New algorithms and lower bounds for monotonicity testing by Xi Chen, Rocco A. Servedio, and Li-Yang Tan (arXiv). Ah yes, Boolean monotonicity testing. Consider the standard coordinate wise partial order on \(\{0,1\}^n\), given by \(\prec\). A function \(f:\{0,1\}^n \rightarrow \{0,1\}\) is monotone if \(\forall x \prec y, f(x) \leq f(y)\). The complexity of property testing (Boolean) monotonicity is one of those tantalizing, simple-to-state questions that is still quite open. I’ll spare you the full story and the epsilons, but here’s the status. The best upper bound is a non-adaptive, one-sided \(O(n^{7/8})\) tester by Chakrabarty and Seshadhri. The best lower bound is a non-adaptive, one-sided lower bound of \(\Omega(\sqrt{n})\) by Fischer et al. This implies an \(\Omega(\log\log n)\) lower bound for general testers. This paper changes all of this. The authors prove a \(\Omega(n^{1/5})\) lower bound for two-sided non-adaptive testers, leading to an exponentially better \(\Omega(\log n)\) lower bound for general testers. The main insight is to focus on monotone vs non-monotone families of linear threshold functions, and show that procedures making few (non-adaptive) queries cannot distinguish between such families. The main hammer is to use recent Central Limit Theorems. As an added bonus, this paper improves the upper bound for monotonicity testing to \(O(n^{5/6})\), with a modified tester (and better analysis) of Chakrabarty and Seshadhri. But can the lower bound be improved?

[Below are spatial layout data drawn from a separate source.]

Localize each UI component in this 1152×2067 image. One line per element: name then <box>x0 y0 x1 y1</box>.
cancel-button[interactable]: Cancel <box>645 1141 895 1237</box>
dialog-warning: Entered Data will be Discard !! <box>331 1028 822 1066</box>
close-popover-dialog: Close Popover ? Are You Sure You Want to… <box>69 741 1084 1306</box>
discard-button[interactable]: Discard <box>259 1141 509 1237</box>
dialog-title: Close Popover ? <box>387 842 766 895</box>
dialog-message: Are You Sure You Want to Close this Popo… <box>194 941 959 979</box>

Boolean function monotonicity testing requires (almost) \(n^{1/2}\) non-adaptive queries by Xi Chen, Anindya De, Rocco A. Servedio, and Li-Yang Tan (arXiv). Yes, the lower bound can be improved. This paper gets the non-adaptive two-sided bound to (almost) \(\Omega(\sqrt{n})\), matching the one-sided Fischer et al bound. The paper proves improved Central Limit Theorems, tailored for this application. The authors, and I with them, believe that this is the true complexity. At that intriguing note, we end 2014!